I need to show: there doesnotexist a sequence:

$\displaystyle \left\langle X_n:n\in \omega \right\rangle$ such that $\displaystyle (\forall n)(\mathcal{P}(X_{n+1})\preceq X_n)$.

Supposing there exists such a sequence:

We can observe that for any $\displaystyle n\in\omega: X_n \prec \mathcal{P}(X_n)\preceq X_{n-1}\prec \cdots \prec \mathcal{P}(X_1)\preceq X_0$. Thus we have $\displaystyle X_n \prec X_k$ for all $\displaystyle 0\leq k < n$. In particular, for any $\displaystyle n$ we have $\displaystyle \mathcal{P}^n(X_n)\preceq X_0$.
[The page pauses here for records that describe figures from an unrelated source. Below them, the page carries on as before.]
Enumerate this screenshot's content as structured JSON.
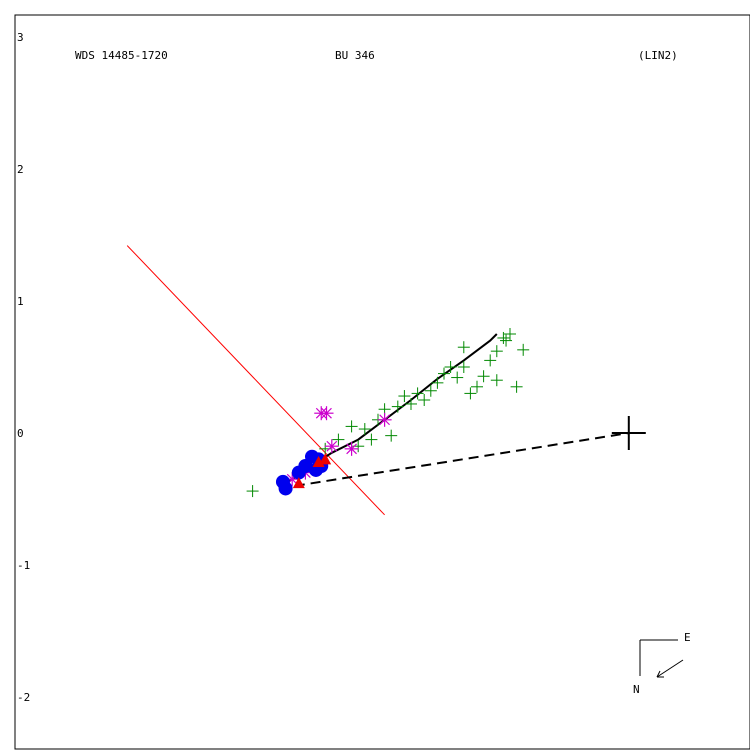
{
  "header": {
    "left": "WDS 14485-1720",
    "center": "BU  346",
    "right": "(LIN2)"
  },
  "compass": {
    "east_label": "E",
    "north_label": "N"
  },
  "colors": {
    "frame": "#000000",
    "axis_line": "#ff0000",
    "green_obs": "#008800",
    "magenta_obs": "#cc00cc",
    "blue_obs": "#0000ee",
    "red_obs": "#ee0000",
    "orbit": "#000000"
  },
  "chart_data": {
    "type": "scatter",
    "title": "",
    "xlabel": "",
    "ylabel": "",
    "ylim": [
      -2.3,
      3.1
    ],
    "xlim": [
      -0.1,
      5.3
    ],
    "y_ticks": [
      "3",
      "2",
      "1",
      "0",
      "-1",
      "-2"
    ],
    "primary_star": [
      4.55,
      0.0
    ],
    "line_of_nodes": [
      [
        0.75,
        1.42
      ],
      [
        2.7,
        -0.62
      ]
    ],
    "orbit_arc": [
      [
        1.9,
        -0.42
      ],
      [
        2.1,
        -0.28
      ],
      [
        2.3,
        -0.15
      ],
      [
        2.5,
        -0.05
      ],
      [
        2.7,
        0.1
      ],
      [
        2.9,
        0.25
      ],
      [
        3.1,
        0.41
      ],
      [
        3.3,
        0.55
      ],
      [
        3.5,
        0.7
      ],
      [
        3.55,
        0.75
      ]
    ],
    "periastron_line": [
      [
        1.9,
        -0.42
      ],
      [
        4.55,
        0.0
      ]
    ],
    "green_points": [
      [
        1.7,
        -0.44
      ],
      [
        2.1,
        -0.25
      ],
      [
        2.25,
        -0.12
      ],
      [
        2.35,
        -0.05
      ],
      [
        2.45,
        0.05
      ],
      [
        2.5,
        -0.1
      ],
      [
        2.55,
        0.03
      ],
      [
        2.6,
        -0.05
      ],
      [
        2.65,
        0.1
      ],
      [
        2.7,
        0.18
      ],
      [
        2.75,
        -0.02
      ],
      [
        2.8,
        0.2
      ],
      [
        2.85,
        0.28
      ],
      [
        2.9,
        0.22
      ],
      [
        2.95,
        0.3
      ],
      [
        3.0,
        0.25
      ],
      [
        3.05,
        0.32
      ],
      [
        3.1,
        0.38
      ],
      [
        3.15,
        0.45
      ],
      [
        3.2,
        0.5
      ],
      [
        3.25,
        0.42
      ],
      [
        3.3,
        0.5
      ],
      [
        3.35,
        0.3
      ],
      [
        3.4,
        0.35
      ],
      [
        3.45,
        0.43
      ],
      [
        3.5,
        0.55
      ],
      [
        3.55,
        0.62
      ],
      [
        3.3,
        0.65
      ],
      [
        3.55,
        0.4
      ],
      [
        3.6,
        0.72
      ],
      [
        3.62,
        0.7
      ],
      [
        3.65,
        0.75
      ],
      [
        3.75,
        0.63
      ],
      [
        3.7,
        0.35
      ]
    ],
    "magenta_points": [
      [
        2.0,
        -0.35
      ],
      [
        2.1,
        -0.3
      ],
      [
        2.22,
        0.15
      ],
      [
        2.26,
        0.15
      ],
      [
        2.3,
        -0.1
      ],
      [
        2.45,
        -0.12
      ],
      [
        2.7,
        0.1
      ]
    ],
    "blue_points": [
      [
        1.93,
        -0.37
      ],
      [
        1.95,
        -0.42
      ],
      [
        2.05,
        -0.3
      ],
      [
        2.1,
        -0.25
      ],
      [
        2.15,
        -0.18
      ],
      [
        2.2,
        -0.2
      ],
      [
        2.22,
        -0.25
      ],
      [
        2.18,
        -0.28
      ]
    ],
    "red_points": [
      [
        2.05,
        -0.38
      ],
      [
        2.2,
        -0.22
      ],
      [
        2.25,
        -0.2
      ]
    ]
  }
}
In a previous excercise I had to show that (without the axiom of choice): $\displaystyle \aleph(X) \preceq \mathcal{P}(\mathcal{P}(\mathcal{P}(X)))$. And since $\displaystyle \aleph(X)$ is the smallest ordinal $\displaystyle \alpha$ such that $\displaystyle \alpha\not\preceq X$ we obtain: $\displaystyle \aleph(X)\prec \aleph(\mathcal{P}(\mathcal{P}(\mathcal{P}(X))))$.
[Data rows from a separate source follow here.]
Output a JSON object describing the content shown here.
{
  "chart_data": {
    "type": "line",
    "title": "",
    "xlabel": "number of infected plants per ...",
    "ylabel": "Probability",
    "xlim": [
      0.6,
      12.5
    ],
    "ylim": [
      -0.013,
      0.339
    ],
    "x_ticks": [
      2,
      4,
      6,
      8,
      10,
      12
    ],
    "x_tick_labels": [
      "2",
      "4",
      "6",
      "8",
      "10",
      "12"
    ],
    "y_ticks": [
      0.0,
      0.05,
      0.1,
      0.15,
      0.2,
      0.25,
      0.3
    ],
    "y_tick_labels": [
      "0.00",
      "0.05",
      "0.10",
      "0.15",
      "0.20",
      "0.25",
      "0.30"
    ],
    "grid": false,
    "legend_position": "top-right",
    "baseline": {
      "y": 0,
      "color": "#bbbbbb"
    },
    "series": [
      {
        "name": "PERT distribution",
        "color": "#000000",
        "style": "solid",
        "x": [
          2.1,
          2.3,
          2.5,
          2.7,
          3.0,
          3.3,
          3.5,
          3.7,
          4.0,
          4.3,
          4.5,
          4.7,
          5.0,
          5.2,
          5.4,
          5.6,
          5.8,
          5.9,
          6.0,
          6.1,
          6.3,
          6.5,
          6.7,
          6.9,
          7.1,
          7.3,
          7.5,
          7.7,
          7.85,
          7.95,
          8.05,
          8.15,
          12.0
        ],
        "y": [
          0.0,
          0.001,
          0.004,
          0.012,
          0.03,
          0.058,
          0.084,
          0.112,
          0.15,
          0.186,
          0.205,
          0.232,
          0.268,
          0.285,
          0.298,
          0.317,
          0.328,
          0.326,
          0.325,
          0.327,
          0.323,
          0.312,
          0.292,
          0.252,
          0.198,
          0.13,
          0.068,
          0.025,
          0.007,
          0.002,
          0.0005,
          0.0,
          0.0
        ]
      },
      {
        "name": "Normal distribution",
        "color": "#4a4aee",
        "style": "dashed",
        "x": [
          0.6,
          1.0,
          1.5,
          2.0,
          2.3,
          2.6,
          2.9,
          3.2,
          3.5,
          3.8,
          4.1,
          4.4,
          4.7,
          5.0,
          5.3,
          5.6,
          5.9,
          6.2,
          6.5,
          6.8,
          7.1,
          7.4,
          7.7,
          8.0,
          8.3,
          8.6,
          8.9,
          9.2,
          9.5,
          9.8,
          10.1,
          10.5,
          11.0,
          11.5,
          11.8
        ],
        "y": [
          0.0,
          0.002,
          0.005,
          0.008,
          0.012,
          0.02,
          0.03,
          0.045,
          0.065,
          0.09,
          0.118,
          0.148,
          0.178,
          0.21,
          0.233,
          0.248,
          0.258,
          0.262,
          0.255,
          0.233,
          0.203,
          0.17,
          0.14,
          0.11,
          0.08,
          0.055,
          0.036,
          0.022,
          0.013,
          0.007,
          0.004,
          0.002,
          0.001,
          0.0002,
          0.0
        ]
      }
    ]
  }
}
From this I conclude we get a strictly decreasing sequence Aleph's: Since $\displaystyle \aleph(X_n) \preceq \mathcal{P}(\mathcal{P}(\mathcal{P}(X_n)))\preceq X_{n-3}\prec \aleph(X_{n-3})$. Thus the subsequence $\displaystyle \left\langle X_{3n}:n\in \omega\right\rangle$ is a sequence such that $\displaystyle \aleph(X_n) \prec \aleph(X_{n-1})$ and $\displaystyle \aleph(X_0) = \bigcup_{n\in\omega} \aleph(X_n)$.
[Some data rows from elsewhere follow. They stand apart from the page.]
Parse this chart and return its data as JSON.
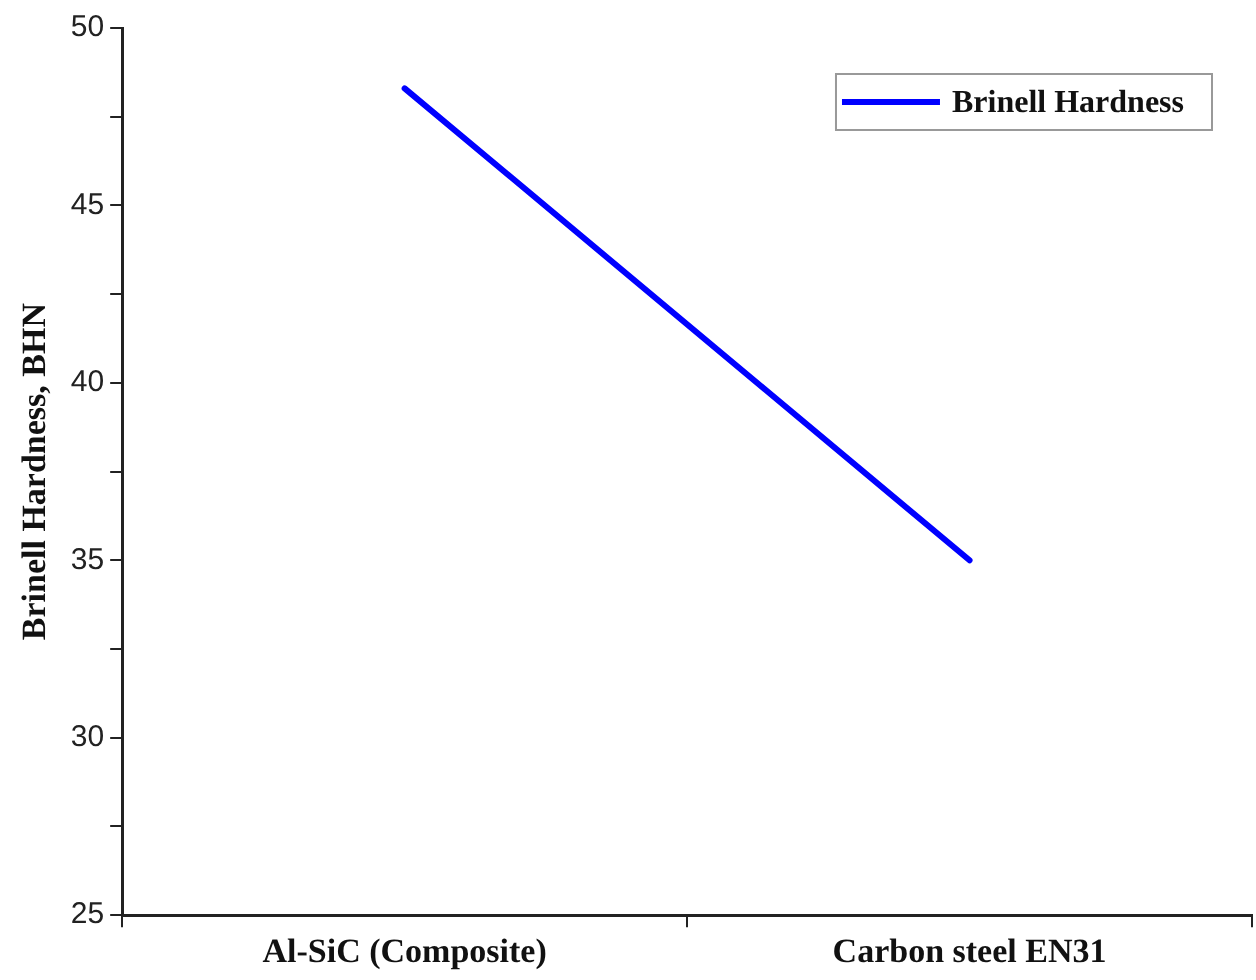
{
  "chart_data": {
    "type": "line",
    "ylabel": "Brinell Hardness, BHN",
    "categories": [
      "Al-SiC (Composite)",
      "Carbon steel EN31"
    ],
    "series": [
      {
        "name": "Brinell Hardness",
        "color": "#0000ff",
        "values": [
          48.3,
          35
        ]
      }
    ],
    "ylim": [
      25,
      50
    ],
    "yticks": [
      25,
      {
        "value": 27.5,
        "label": null
      },
      30,
      {
        "value": 32.5,
        "label": null
      },
      35,
      {
        "value": 37.5,
        "label": null
      },
      40,
      {
        "value": 42.5,
        "label": null
      },
      45,
      {
        "value": 47.5,
        "label": null
      },
      50
    ],
    "grid": false,
    "legend": "top right",
    "marker": "none",
    "line_style": "solid"
  }
}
Those were some of my conclusions: However I don't see where the contradiction kicks in. Can anyone offer me some suggestions? Probably there can not exist a infinite decreasing sequence of ordinals, intuitively that might sound logical but I can't proof it.

Since the set of ordinals are wellordered, our sequence: $\displaystyle \left\langle \aleph(X_n):n\in \omega \right\rangle$ should contain a smallest ordinal. But can't we simply define that one as $\displaystyle \bigcap_{n\in \omega} \aleph(X_n)$?